La réclusion criminelle à perpétuité a été requise vendredi contre trois hauts responsables du régime syrien jugés par défaut devant la cour d'assises de Paris pour complicité de crimes contre l'humanité et de délit de guerre.

Ce procès, le premier en France pour juger les crimes du régime de Bachar al-Assad, constitue "une grande avancée pour les victimes qui ont légitimement soif de justice", a souligné dans ses réquisitions l'avocate générale, qui a par ailleurs observé que c'était "un signal pour toutes les victimes syriennes".

La magistrate a demandé qu'Ali Mamlouk, ex-chef du Bureau de la sécurité nationale, la plus haute instance de renseignement en Syrie, Jamil Hassan, ex-directeur des très redoutés services de renseignement de l'armée de l'Air, et Abdel Salam Mahmoud, ex-directeur de la branche investigation de ces services, soient condamnés à la réclusion criminelle à perpétuité.

Elle a aussi réclamé le maintien des effets des mandats d'arrêt internationaux les visant.

Ces trois hommes, qui se trouvent vraisemblablement encore en Syrie, étaient absents au procès et donc jugés par défaut, une possibilité offerte dans le système judiciaire français. Ils n'ont par ailleurs mandaté aucun avocat pour les défendre à l'audience.

En raison de leur place dans la chaîne hiérarchique, ils sont soupçonnés d'avoir joué un rôle dans la disparition forcée et la mort de Mazzen Dabbagh et de son fils Patrick.

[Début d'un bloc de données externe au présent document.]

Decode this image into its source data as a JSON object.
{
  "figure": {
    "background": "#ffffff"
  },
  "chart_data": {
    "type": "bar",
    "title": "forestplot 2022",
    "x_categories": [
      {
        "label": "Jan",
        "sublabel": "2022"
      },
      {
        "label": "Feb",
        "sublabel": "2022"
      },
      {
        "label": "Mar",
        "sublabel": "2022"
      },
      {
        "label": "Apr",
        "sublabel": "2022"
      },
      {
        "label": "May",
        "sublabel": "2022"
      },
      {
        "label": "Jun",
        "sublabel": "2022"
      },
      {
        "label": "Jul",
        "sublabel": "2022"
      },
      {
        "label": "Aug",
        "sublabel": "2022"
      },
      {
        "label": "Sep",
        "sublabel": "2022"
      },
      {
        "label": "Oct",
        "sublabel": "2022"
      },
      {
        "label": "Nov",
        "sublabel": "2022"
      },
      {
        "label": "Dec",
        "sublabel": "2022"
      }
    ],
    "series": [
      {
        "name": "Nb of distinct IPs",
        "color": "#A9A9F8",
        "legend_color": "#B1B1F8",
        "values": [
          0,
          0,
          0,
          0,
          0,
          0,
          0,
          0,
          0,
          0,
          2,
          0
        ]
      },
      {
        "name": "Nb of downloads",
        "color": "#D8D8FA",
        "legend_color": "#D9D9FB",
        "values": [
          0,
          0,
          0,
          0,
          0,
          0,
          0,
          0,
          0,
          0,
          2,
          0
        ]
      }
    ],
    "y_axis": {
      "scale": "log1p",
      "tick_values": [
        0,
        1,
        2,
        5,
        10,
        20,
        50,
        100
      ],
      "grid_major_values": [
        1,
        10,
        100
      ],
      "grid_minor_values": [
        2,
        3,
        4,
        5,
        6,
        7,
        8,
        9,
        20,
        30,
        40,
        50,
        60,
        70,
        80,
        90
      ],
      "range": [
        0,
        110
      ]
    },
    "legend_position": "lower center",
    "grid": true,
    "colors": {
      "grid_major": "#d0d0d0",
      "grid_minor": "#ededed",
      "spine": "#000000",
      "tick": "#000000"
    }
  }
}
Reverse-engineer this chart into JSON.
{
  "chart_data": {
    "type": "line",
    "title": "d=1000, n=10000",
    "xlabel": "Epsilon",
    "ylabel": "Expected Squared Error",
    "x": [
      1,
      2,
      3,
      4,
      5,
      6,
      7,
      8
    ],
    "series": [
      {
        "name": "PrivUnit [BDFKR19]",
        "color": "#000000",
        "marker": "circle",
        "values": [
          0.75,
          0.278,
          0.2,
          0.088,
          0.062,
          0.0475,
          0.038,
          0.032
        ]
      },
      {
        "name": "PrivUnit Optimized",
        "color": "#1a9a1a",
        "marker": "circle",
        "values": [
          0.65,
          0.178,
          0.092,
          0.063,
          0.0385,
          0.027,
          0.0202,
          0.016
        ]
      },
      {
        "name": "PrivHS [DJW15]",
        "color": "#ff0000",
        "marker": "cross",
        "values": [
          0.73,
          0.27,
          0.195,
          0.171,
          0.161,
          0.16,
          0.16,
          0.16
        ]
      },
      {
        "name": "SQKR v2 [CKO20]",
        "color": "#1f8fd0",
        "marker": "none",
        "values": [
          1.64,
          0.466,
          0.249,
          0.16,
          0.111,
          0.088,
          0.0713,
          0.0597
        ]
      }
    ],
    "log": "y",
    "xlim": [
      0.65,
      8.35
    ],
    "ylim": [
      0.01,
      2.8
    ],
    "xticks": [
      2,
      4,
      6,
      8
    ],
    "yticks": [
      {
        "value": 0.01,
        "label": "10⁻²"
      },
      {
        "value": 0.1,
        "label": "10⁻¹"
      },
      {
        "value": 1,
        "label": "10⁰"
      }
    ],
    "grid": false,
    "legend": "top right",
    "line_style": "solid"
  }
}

Ces deux Franco-Syriens ont été arrêtés à Damas en 2013 et transférés dans le centre de détention de l'aéroport de Mezzeh, tenu par les redoutés services de renseignement de l'armée de l'Air. Ils n'ont plus donné signe de vie jusqu'à être déclarés morts en août 2018.

Mais les investigations menées par le pôle crimes contre l'humanité du tribunal judiciaire de Paris ont permis de considérer qu'il était "suffisamment établi" qu'ils avaient subi des tortures et qu'ils en étaient décédés.

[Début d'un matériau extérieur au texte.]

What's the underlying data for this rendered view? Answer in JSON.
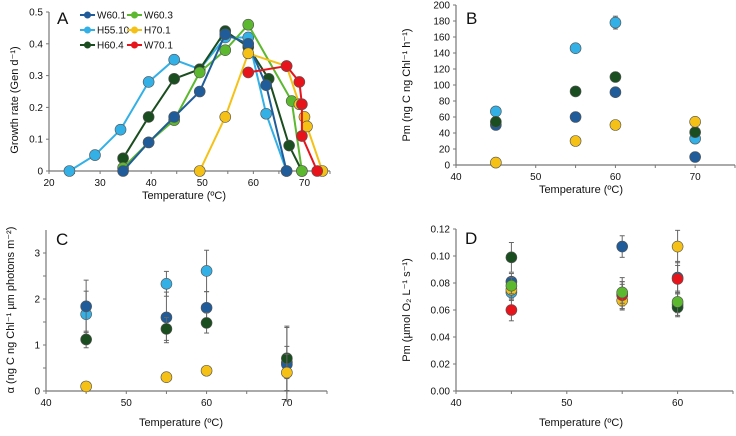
{
  "colors": {
    "W60.1": "#1f5c99",
    "W60.3": "#5cb82e",
    "H55.10": "#33b0e6",
    "H70.1": "#f5c116",
    "H60.4": "#1a4d1f",
    "W70.1": "#e8141c"
  },
  "chart_data": [
    {
      "panel": "A",
      "type": "line",
      "xlabel": "Temperature (ºC)",
      "ylabel": "Growth rate (Gen d⁻¹)",
      "xlim": [
        20,
        75
      ],
      "ylim": [
        0,
        0.5
      ],
      "xticks": [
        20,
        30,
        40,
        50,
        60,
        70
      ],
      "xtick_labels": [
        "20",
        "30",
        "40",
        "50",
        "60",
        "70"
      ],
      "yticks": [
        0,
        0.1,
        0.2,
        0.3,
        0.4,
        0.5
      ],
      "ytick_labels": [
        "0",
        "0.1",
        "0.2",
        "0.3",
        "0.4",
        "0.5"
      ],
      "legend": [
        "W60.1",
        "W60.3",
        "H55.10",
        "H70.1",
        "H60.4",
        "W70.1"
      ],
      "legend_placement": "top-left",
      "series": [
        {
          "name": "H55.10",
          "x": [
            24,
            29,
            34,
            39.5,
            44.5,
            49.5,
            54.5,
            59,
            62.5,
            66.5
          ],
          "y": [
            0,
            0.05,
            0.13,
            0.28,
            0.35,
            0.32,
            0.42,
            0.42,
            0.18,
            0
          ]
        },
        {
          "name": "H60.4",
          "x": [
            34.5,
            39.5,
            44.5,
            49.5,
            54.5,
            59,
            63,
            67,
            69.5
          ],
          "y": [
            0.04,
            0.17,
            0.29,
            0.32,
            0.44,
            0.39,
            0.29,
            0.08,
            0
          ]
        },
        {
          "name": "W60.3",
          "x": [
            34.5,
            39.5,
            44.5,
            49.5,
            54.5,
            59,
            67.5,
            69.5
          ],
          "y": [
            0.01,
            0.09,
            0.16,
            0.31,
            0.38,
            0.46,
            0.22,
            0
          ]
        },
        {
          "name": "W60.1",
          "x": [
            34.5,
            39.5,
            44.5,
            49.5,
            54.5,
            59,
            62.5,
            66.5
          ],
          "y": [
            0,
            0.09,
            0.17,
            0.25,
            0.43,
            0.4,
            0.27,
            0
          ]
        },
        {
          "name": "H70.1",
          "x": [
            49.5,
            54.5,
            59,
            66.5,
            69,
            70,
            70.5,
            73.5
          ],
          "y": [
            0,
            0.17,
            0.37,
            0.33,
            0.21,
            0.17,
            0.14,
            0
          ]
        },
        {
          "name": "W70.1",
          "x": [
            59,
            66.5,
            69,
            69.5,
            69.5,
            72.5
          ],
          "y": [
            0.31,
            0.33,
            0.28,
            0.21,
            0.11,
            0
          ]
        }
      ]
    },
    {
      "panel": "B",
      "type": "scatter",
      "xlabel": "Temperature (ºC)",
      "ylabel": "Pm (ng C ng Chl⁻¹ h⁻¹)",
      "xlim": [
        40,
        75
      ],
      "ylim": [
        0,
        200
      ],
      "xticks": [
        40,
        50,
        60,
        70
      ],
      "xtick_labels": [
        "40",
        "50",
        "60",
        "70"
      ],
      "yticks": [
        0,
        20,
        40,
        60,
        80,
        100,
        120,
        140,
        160,
        180,
        200
      ],
      "ytick_labels": [
        "0",
        "20",
        "40",
        "60",
        "80",
        "100",
        "120",
        "140",
        "160",
        "180",
        "200"
      ],
      "series": [
        {
          "name": "W60.1",
          "x": [
            45,
            55,
            60,
            70
          ],
          "y": [
            50,
            60,
            91,
            10
          ]
        },
        {
          "name": "H55.10",
          "x": [
            45,
            55,
            60,
            70
          ],
          "y": [
            67,
            146,
            178,
            33
          ],
          "err": [
            0,
            0,
            8,
            0
          ]
        },
        {
          "name": "H60.4",
          "x": [
            45,
            55,
            60,
            70
          ],
          "y": [
            54,
            92,
            110,
            41
          ]
        },
        {
          "name": "H70.1",
          "x": [
            45,
            55,
            60,
            70
          ],
          "y": [
            3,
            30,
            50,
            54
          ]
        }
      ]
    },
    {
      "panel": "C",
      "type": "scatter",
      "xlabel": "Temperature (ºC)",
      "ylabel": "α (ng C ng Chl⁻¹ µm photons m⁻²)",
      "xlim": [
        40,
        75
      ],
      "ylim": [
        0,
        3.5
      ],
      "xticks": [
        40,
        50,
        60,
        70
      ],
      "xtick_labels": [
        "40",
        "50",
        "60",
        "70"
      ],
      "yticks": [
        0,
        1,
        2,
        3
      ],
      "ytick_labels": [
        "0",
        "1",
        "2",
        "3"
      ],
      "series": [
        {
          "name": "H55.10",
          "x": [
            45,
            55,
            60,
            70
          ],
          "y": [
            1.67,
            2.33,
            2.61,
            0.62
          ],
          "err": [
            0.5,
            0.27,
            0.45,
            0.35
          ]
        },
        {
          "name": "W60.1",
          "x": [
            45,
            55,
            60,
            70
          ],
          "y": [
            1.84,
            1.6,
            1.81,
            0.58
          ],
          "err": [
            0.57,
            0.55,
            0.35,
            0.8
          ]
        },
        {
          "name": "H60.4",
          "x": [
            45,
            55,
            60,
            70
          ],
          "y": [
            1.12,
            1.35,
            1.48,
            0.71
          ],
          "err": [
            0.18,
            0.25,
            0.22,
            0.7
          ]
        },
        {
          "name": "H70.1",
          "x": [
            45,
            55,
            60,
            70
          ],
          "y": [
            0.1,
            0.3,
            0.44,
            0.4
          ],
          "err": [
            0.1,
            0,
            0,
            0.4
          ]
        }
      ]
    },
    {
      "panel": "D",
      "type": "scatter",
      "xlabel": "Temperature (ºC)",
      "ylabel": "Pm (µmol O₂ L⁻¹ s⁻¹)",
      "xlim": [
        40,
        65
      ],
      "ylim": [
        0,
        0.12
      ],
      "xticks": [
        40,
        50,
        60
      ],
      "xtick_labels": [
        "40",
        "50",
        "60"
      ],
      "yticks": [
        0,
        0.02,
        0.04,
        0.06,
        0.08,
        0.1,
        0.12
      ],
      "ytick_labels": [
        "0.00",
        "0.02",
        "0.04",
        "0.06",
        "0.08",
        "0.10",
        "0.12"
      ],
      "series": [
        {
          "name": "H55.10",
          "x": [
            45,
            55,
            60
          ],
          "y": [
            0.073,
            0.071,
            0.064
          ],
          "err": [
            0.006,
            0.01,
            0.008
          ]
        },
        {
          "name": "W60.1",
          "x": [
            45,
            55,
            60
          ],
          "y": [
            0.081,
            0.107,
            0.084
          ],
          "err": [
            0.006,
            0.008,
            0.012
          ]
        },
        {
          "name": "H60.4",
          "x": [
            45,
            55,
            60
          ],
          "y": [
            0.099,
            0.072,
            0.062
          ],
          "err": [
            0.011,
            0.012,
            0.007
          ]
        },
        {
          "name": "H70.1",
          "x": [
            45,
            55,
            60
          ],
          "y": [
            0.075,
            0.067,
            0.107
          ],
          "err": [
            0.006,
            0.006,
            0.012
          ]
        },
        {
          "name": "W70.1",
          "x": [
            45,
            55,
            60
          ],
          "y": [
            0.06,
            0.071,
            0.083
          ],
          "err": [
            0.008,
            0.008,
            0.01
          ]
        },
        {
          "name": "W60.3",
          "x": [
            45,
            55,
            60
          ],
          "y": [
            0.078,
            0.073,
            0.066
          ],
          "err": [
            0.006,
            0.008,
            0.008
          ]
        }
      ]
    }
  ]
}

Au-delà de leur cas, c'est le caractère massif et systématique des exactions commises par le régime syrien sur sa population civile qui a animé les débats de ce procès inédit dans l'histoire de la justice française.

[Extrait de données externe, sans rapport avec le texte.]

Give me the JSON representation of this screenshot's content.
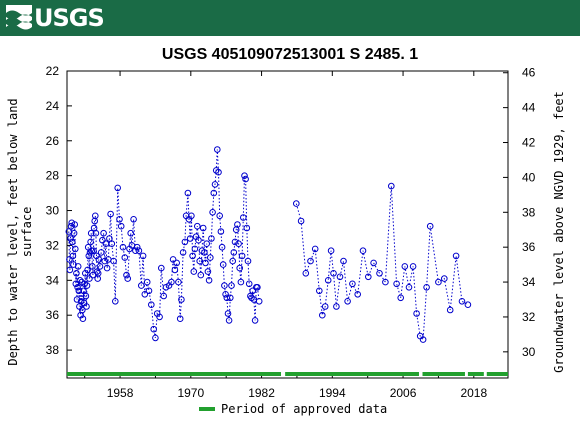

Les faits dont ont été victimes Mazzen et Patrick Dabbagh "s’inscrivent dans un contexte dans lequel des dizaines, voire des centaines de milliers de Syriens peuvent se reconnaître", selon la représentante du ministère public.

- "Crimes du présent" -

Elle s'est employée à démontrer que le régime de Bachar al-Assad menait "une politique répressive d’Etat, mise en oeuvre par les plus hauts niveaux" de la hiérarchie et "déclinée localement dans chaque gouvernorat". Les accusés constituent, comme Bachar al-Assad, "les architectes de ce système".

Lors de ce procès entamé mardi, plusieurs experts et rescapés des geôles syriennes ont défilé à la barre pour décrire le système politique et carcéral syrien et raconter les horreurs subies en détention.

Des photos du dossier César, du nom d'un ex-photographe de la police militaire qui s'est enfui de Syrie en 2013 en emportant 46.000 photographies effroyables de corps torturés, ont été diffusées à l'audience.

"Ce ne sont pas des crimes du passé que vous allez juger, ce sont des crimes du présent", avait, plus tôt dans la journée, lancé à la cour Me Clémence Bectarte, qui défend notamment des membres de la famille des deux victimes et le Centre syrien pour les médias, qui s'est aussi constitué partie civile dans cette affaire.

Elle a souligné que ce procès représentait pour des milliers de Syriens l'"espoir" de trouver "un espace de justice tant la situation en Syrie reste marquée par une totale impunité".

Ali Mamlouk est notamment devenu conseiller spécial de Bachar al-Assad.

Il a "une valeur d'exemple pour la mémoire, contre l'oubli, mais aussi pour le présent et pour l'avenir", a abondé Me Patrick Baudouin, avocat avec Me Bectarte de la Fédération internationale pour les droits humains.

Le verdict est attendu en fin de journée. Si les accusés étaient condamnés et si à l'avenir ils venaient à être arrêtés, ils pourraient soient acquiescer à la peine, soit faire opposition, ce qui conduirait à mener un nouveau procès, en première instance et en leur présence cette fois-ci.